Après le retour inespéré de Romero annoncé en grande pompe par Le Territoire des morts (2004), Chroniques des morts-vivants débarque de manière beaucoup plus anodine. Il faut dire que les quelques années qui nous séparent du Territoire ont permis de relativiser ce retour : le film, malgré un bel effet de surprise, restait à des années-lumière des trois premiers et n’a pas laissé de grandes traces dans les esprits. Moins ambitieuse, cette chronique filmée en DV se révèle très vite pour ce qu’elle est : une oeuvrette recyclant un peu mécaniquement les obsessions d’apocalypse du cinéaste par le biais attrayant des nouvelles images. Mais c’est malheureusement sur ce point que Chronique des morts-vivants pèche le plus, dans sa manière de tomber à la moindre occasion dans l’écueil déjà bien daté du film au caméscope (le côté « je te filme, tu me filmes par la barbichette » qui soulève des questions délirantes comme : « le monde est-il devenu une caméra géante ? »). Si Romero tire de très belles séquences de panique ou d’action tremblée de sa mise en scène faussement amateur, le film s’écrase dès que ses personnages se posent pour débattre de l’avenir général des images ou de l’intérêt du montage sur Avid entre deux assauts mort-vivants.
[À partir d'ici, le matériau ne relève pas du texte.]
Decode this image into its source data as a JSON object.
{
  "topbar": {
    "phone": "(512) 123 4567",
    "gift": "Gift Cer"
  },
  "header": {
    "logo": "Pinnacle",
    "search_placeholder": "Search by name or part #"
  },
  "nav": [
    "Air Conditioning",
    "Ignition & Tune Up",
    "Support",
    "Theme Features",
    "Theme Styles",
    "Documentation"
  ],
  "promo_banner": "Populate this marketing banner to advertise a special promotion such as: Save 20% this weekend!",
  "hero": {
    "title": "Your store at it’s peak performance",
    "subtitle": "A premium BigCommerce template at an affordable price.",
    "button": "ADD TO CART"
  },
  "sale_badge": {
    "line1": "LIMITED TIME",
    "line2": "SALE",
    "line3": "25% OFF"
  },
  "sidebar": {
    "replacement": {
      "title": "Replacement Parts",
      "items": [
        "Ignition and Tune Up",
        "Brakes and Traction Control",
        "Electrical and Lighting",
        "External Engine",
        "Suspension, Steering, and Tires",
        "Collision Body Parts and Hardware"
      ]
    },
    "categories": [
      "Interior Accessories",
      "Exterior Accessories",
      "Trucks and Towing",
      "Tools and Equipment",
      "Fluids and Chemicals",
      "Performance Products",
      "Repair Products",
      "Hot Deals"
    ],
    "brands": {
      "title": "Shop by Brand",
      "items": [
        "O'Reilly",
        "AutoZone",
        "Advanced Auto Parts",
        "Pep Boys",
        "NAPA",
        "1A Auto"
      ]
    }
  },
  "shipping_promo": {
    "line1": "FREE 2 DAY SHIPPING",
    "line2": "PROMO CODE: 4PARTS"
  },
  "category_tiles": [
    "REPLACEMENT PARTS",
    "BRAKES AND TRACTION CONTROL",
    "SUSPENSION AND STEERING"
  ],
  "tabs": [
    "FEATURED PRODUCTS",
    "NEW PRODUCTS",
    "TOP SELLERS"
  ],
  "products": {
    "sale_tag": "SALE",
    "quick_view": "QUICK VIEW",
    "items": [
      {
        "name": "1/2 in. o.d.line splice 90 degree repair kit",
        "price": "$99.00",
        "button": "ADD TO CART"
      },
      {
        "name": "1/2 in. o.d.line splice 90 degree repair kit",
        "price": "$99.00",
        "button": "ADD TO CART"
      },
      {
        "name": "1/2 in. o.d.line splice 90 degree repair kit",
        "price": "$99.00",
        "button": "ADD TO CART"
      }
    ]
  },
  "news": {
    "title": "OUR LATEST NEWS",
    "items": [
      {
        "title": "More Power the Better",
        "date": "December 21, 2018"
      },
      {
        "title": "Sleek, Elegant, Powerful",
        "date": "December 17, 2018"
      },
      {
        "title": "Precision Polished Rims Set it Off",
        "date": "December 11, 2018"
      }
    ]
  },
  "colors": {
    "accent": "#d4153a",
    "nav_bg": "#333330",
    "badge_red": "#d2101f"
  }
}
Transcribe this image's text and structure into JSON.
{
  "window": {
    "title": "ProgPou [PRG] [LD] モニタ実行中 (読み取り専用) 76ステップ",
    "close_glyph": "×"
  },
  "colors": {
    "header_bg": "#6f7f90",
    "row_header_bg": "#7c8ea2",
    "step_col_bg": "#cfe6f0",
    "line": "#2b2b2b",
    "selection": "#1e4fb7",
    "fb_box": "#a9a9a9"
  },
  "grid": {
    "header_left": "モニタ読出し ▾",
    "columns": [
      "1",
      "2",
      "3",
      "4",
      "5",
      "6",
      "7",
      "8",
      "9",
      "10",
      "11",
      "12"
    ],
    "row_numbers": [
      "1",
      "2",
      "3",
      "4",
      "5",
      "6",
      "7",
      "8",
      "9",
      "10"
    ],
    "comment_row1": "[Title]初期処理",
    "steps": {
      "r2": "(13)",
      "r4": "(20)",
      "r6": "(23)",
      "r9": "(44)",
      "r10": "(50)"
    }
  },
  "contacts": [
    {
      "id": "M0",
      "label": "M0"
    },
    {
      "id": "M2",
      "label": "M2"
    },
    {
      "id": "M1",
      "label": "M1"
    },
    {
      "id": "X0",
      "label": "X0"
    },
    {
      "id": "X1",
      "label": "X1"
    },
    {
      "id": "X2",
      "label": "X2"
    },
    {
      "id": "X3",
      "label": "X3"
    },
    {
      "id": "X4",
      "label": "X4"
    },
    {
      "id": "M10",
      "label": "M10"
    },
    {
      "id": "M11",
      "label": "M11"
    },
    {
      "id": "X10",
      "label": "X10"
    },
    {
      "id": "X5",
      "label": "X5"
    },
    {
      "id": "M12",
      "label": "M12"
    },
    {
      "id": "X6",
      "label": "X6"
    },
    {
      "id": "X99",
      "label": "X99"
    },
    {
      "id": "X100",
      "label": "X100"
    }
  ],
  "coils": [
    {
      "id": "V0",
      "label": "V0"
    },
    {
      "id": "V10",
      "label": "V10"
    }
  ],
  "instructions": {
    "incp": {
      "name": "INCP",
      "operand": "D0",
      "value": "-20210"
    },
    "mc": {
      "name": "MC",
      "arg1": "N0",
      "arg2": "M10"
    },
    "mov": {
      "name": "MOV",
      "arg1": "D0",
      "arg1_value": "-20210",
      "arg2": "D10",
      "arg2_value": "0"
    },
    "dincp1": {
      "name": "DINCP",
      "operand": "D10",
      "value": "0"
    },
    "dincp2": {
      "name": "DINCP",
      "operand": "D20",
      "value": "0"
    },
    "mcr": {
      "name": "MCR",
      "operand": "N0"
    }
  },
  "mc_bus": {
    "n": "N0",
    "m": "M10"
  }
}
La fable philosophique, la distanciation sympa (à l’image du tournage en forêt censé représenter le Romero de l’époque de La Nuit des morts-vivants) enlèvent une bonne partie de l’immédiateté saisissante de certains plans (le cadavre secoué de convulsions pendu à un pont) et soulignent ce paradoxe : si Romero n’a rien perdu de ses capacités de filmeur, il semble bien loin d’avoir trouvé matière à se relancer. Au fond, un film comme Bruiser, si décrié à l’époque, amenait mille fois plus de promesse que cette gentille série Z. La faute peut-être au calendrier des sorties (le film débarque après Redacted, Cloverfield ou Rec) qui en fait un poids-mouche de plus dans ce petit combat digital écrasé depuis dix ans par Blair Witch. Mais c’est la mémoire de La Nuit des morts-vivants qui pèse le plus ici : à l’époque, Romero filmait déjà – et sans la moindre justification diégétique – dans ce style documentaire, le 16 mm étant destiné à faire plier le genre sous la pression de la réalité qui l’environnait. Ecrasé par ses intentions et son discours méta-filmique lourdingue (affligeante scène où les ados bien concentrés montent leur film dans la maison infestée de zombies), Romero ne fait ici que surfer sur une vague en déroulant ça et là quelques séquences magistrales. C’est bien le moins qu’on pouvait attendre du vieux fauve de Pittsburgh.